= Ishikawa diagram =

Causal diagrams created by Kaoru Ishikawa

An Ishikawa diagram

Ishikawa diagrams (also called fishbone diagrams, herringbone diagrams, cause-and-effect diagrams) are causal diagrams created by Kaoru Ishikawa that show the potential causes of a specific event.

Common uses of the Ishikawa diagram are product design and quality defect prevention to identify potential factors causing an overall effect. Each cause or reason for imperfection is a source of variation. Causes are usually grouped into major categories to identify and classify these sources of variation.

==Overview==

Sample Ishikawa diagram shows the causes contributing to problem.

The defect, or the problem to be solved, is shown as the fish's head, facing to the right, with the causes extending to the left as fishbones; the ribs branch off the backbone for major causes, with sub-branches for root-causes, to as many levels as required.

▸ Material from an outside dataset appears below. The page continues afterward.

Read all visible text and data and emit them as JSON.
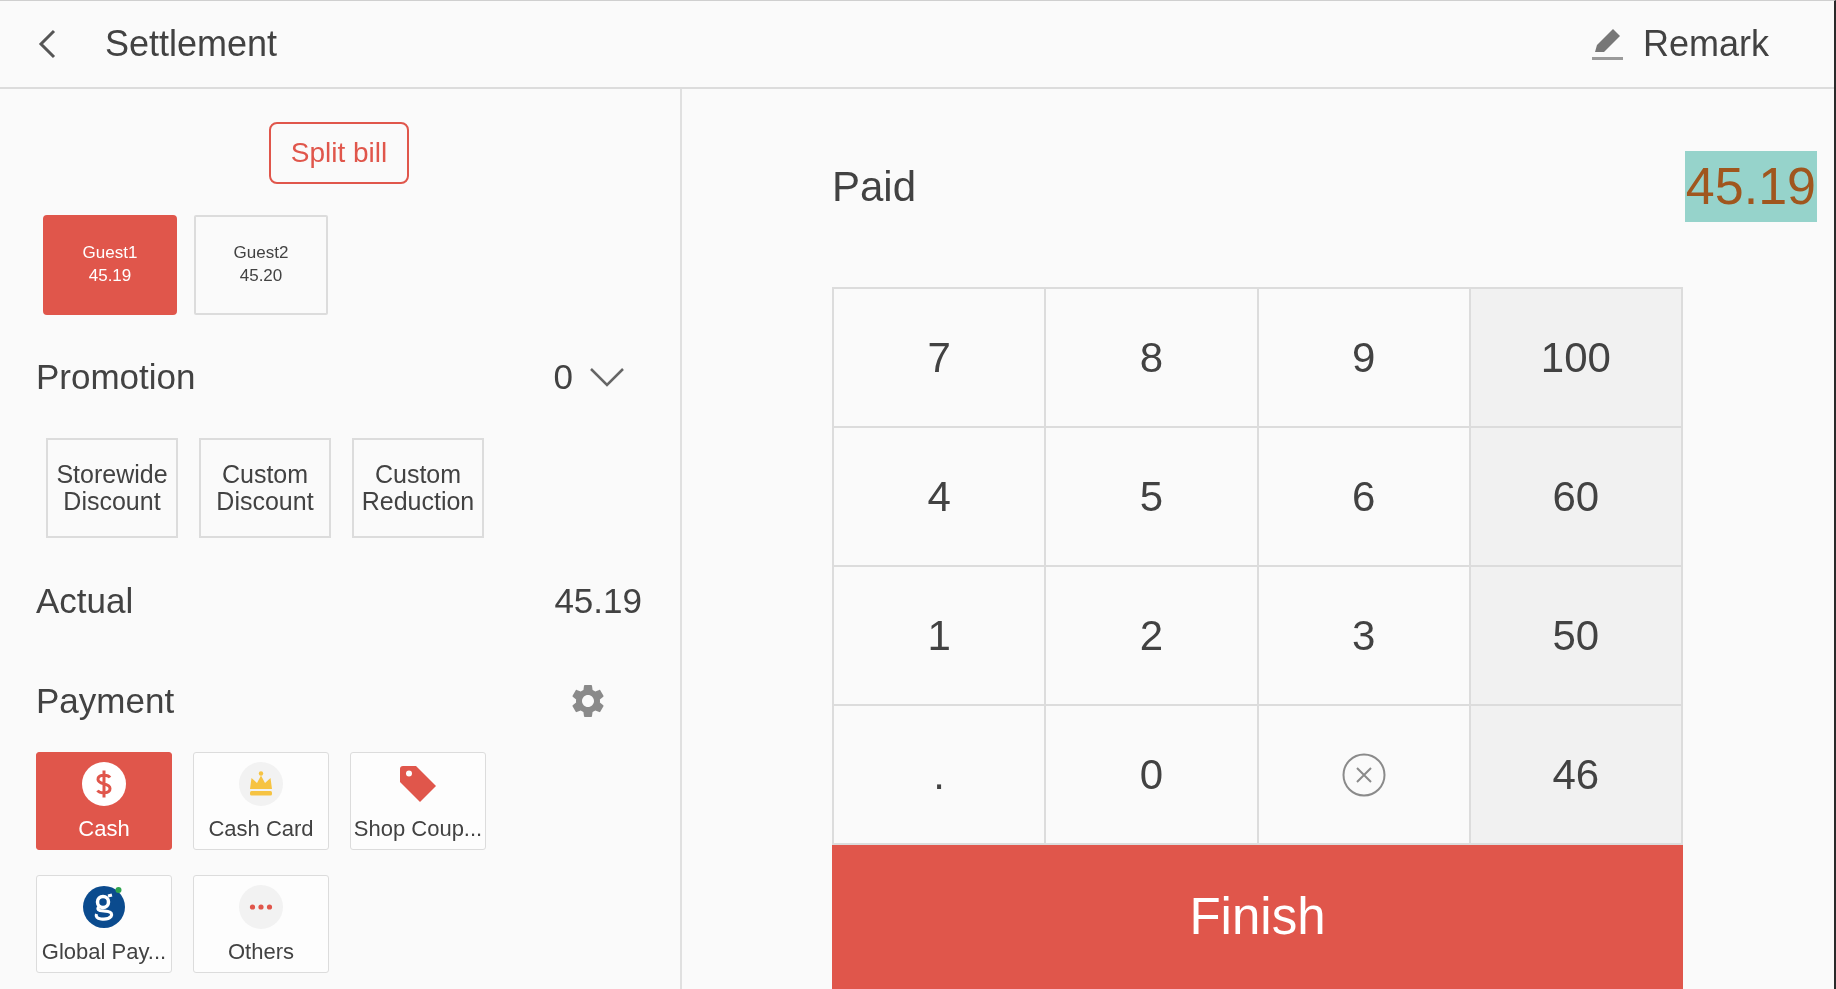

Ishikawa diagrams were popularized in the 1960s by Kaoru Ishikawa, who pioneered quality management processes in the Kawasaki shipyards, and in the process became one of the founding fathers of modern management.

The basic concept was first used in the 1920s, and is considered one of the seven basic tools of quality control. It is known as a fishbone diagram because of its shape, similar to the side view of a fish skeleton.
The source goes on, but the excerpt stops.